Are Christians Allowed to Have Fun?

Are Christians Allowed to Have Fun?
Turns out you can-- this is my wife and me in Chicago for an Alpha Conference

Friday, February 19, 2010

Seeing God Thru Your Dog

Sometimes when I struggle to understand an issue concerning God, I think about our human relationship with the world’s greatest animal, the dog.

Man, I love dogs. I love everything about dogs. Just watching the slack-jawed way they bumble through life makes me laugh. It is not an understatement to say that dogs are one of the great joys of my life, and very few things fill my heart more than watching dogs playing with each other. And perhaps, just perhaps, God’s relationship with humans is like a dog-lovers relationship with dogs.

Imagine, first of all, a room full of puppies, and they all belong to you. Wouldn’t the sight of them fill you with love and happiness? You wouldn’t really expect much of them in the big scheme of things because, well, they are dogs, but you’d love them anyway. You’d watch them do their knuckleheaded antics, and you’d smile, and you’d feel good knowing you were going to provide for them. All you’d expect from them in return would be love, and some minor obedience.

And this makes me wonder, sometimes: Does God look at us humans similarly? Does He watch us in His brilliance and perfection and say, “They ain’t perfect, but they’re mine, and love I them. They make me happy.”

Also, consider this: We dog lovers do plenty of things to our dogs for which we have a “morally sufficient reason,” which the dog finds horrifying nonetheless.

Ever been neutered? Didn’t think so. But even the most ardent dog lover will subject their beloved pet to this procedure because “it’s for a good reason.” Think your dog understands this higher reasoning? Me neither. So let’s ask ourselves this: Is this the sort of thing that God has to go through when dealing with suffering and evil in the world? That He hates evil too, but allows it to happen for a “morally sufficient reason” that we cannot understand?

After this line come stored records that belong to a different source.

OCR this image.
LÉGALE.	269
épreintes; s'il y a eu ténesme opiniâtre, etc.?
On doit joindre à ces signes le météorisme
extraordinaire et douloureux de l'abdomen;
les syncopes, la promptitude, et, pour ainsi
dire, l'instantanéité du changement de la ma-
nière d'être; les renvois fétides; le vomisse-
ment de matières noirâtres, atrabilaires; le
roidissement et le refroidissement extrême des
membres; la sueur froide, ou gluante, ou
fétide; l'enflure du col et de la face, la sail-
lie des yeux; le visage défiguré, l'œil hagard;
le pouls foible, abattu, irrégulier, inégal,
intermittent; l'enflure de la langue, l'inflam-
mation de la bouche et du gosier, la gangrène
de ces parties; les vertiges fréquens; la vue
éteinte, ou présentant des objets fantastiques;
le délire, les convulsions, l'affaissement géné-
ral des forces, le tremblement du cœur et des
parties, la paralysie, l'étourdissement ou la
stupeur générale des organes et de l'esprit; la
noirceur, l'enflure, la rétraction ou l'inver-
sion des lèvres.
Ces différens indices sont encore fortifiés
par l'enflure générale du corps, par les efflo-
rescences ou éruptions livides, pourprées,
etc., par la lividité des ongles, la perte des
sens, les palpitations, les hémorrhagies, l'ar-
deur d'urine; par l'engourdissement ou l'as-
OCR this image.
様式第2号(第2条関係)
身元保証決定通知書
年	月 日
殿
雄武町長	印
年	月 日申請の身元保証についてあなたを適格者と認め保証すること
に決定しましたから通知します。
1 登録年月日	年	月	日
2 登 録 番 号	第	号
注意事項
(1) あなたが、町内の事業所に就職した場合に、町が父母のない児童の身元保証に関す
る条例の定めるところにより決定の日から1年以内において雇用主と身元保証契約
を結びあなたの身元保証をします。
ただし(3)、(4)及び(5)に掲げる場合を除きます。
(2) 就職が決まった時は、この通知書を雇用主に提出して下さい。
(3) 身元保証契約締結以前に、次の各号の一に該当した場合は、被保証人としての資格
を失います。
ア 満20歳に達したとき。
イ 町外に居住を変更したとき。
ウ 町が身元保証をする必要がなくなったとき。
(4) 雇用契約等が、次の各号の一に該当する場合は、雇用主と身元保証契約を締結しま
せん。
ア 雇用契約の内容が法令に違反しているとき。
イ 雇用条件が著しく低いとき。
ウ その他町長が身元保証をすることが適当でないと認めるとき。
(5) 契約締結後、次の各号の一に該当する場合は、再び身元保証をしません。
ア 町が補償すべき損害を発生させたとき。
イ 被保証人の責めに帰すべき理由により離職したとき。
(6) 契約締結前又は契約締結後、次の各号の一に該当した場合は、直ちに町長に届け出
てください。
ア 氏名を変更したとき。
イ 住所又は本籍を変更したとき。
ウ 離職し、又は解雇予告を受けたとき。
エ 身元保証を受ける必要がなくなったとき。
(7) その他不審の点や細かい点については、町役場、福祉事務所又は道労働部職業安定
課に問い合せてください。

What about when a dog that’s never caused you a lick of trouble bites the neighbor’s kid in the face? It’s your dog, but is it your fault? (Television lawyers need not answer the previous question). Aren’t you sad that it happened? Could you have avoided it? Sure, you could’ve put the dog to sleep when it grew teeth. You didn’t, however, because you hoped the dog would live a good and loving life. Is it possible that God views us the same way, knowing full well that we all have the potential to be good and loving people?

Understandably, many folks object to my dog analogies because they’re too simplistic-- but wouldn’t the same idea stand up if we were talking about parents and their little children? It’s really the same thing: The parent sees and understands a big picture that the child does not. Because of this, the kids are not allowed to sword fight with knives, and are required to go to the doctor for painful shots, whether they like it or not. The parent understands realities the child doesn’t, so the parent gets stuck being the heavy. You’ve no doubt seen the parent who tries to be a “best friend” instead of a parent…does it work? Nope. Perhaps God operates within similar parameters.

I think we’re all guilty, at one time or another, of thinking of God as a really, really, really smart and wise entity who sees the world much as we do. And that’s the real point where my dog analogies fall apart. Why? Because I’m trying to see and understand the world through the eyes of the God who invented all things, and it’s not possible to do so.

Yes, the dog analogies help me get a glimpse of the complexities, but the fact is that the realities of the universe are way over our human brains, and trying to think them through armed with only human logic is like taking on a grizzly bear with a pen knife.

Consider even the simplest of issues: God has been around forever. We humans can’t even fathom the word forever. If you had the time span represented by “forever,” you could individually number every grain of sand on every beach in the world. And you could build a museum to house each grain of sand on the East Coast. By yourself. Without tools. Sounds impossible? If you had forever, you’d have it done before your morning coffee.

Because we are human, and cannot stand our inability to comprehend concepts like the concept of forever, we try to think our way out of it. We’ve even come up with the theory that the universe has an edge, and there’s a non-universe that it’s expanding into.

Really? Are there signs at the edge that say “There Be Dragons Here”? The hard fact is that we humans hate confronting issues where our logic fails us, and thus we tend to reduce these issues to vague scientific theory. We simply cannot see the universe through God’s eyes, so we stubbornly attempt to force square pegs into the round holes.

So… is it possible we can better understand God’s relationship with us by considering our relationship with our dogs? Perhaps, in limited cases. There is, however, one really big difference: Our dogs love us no matter what.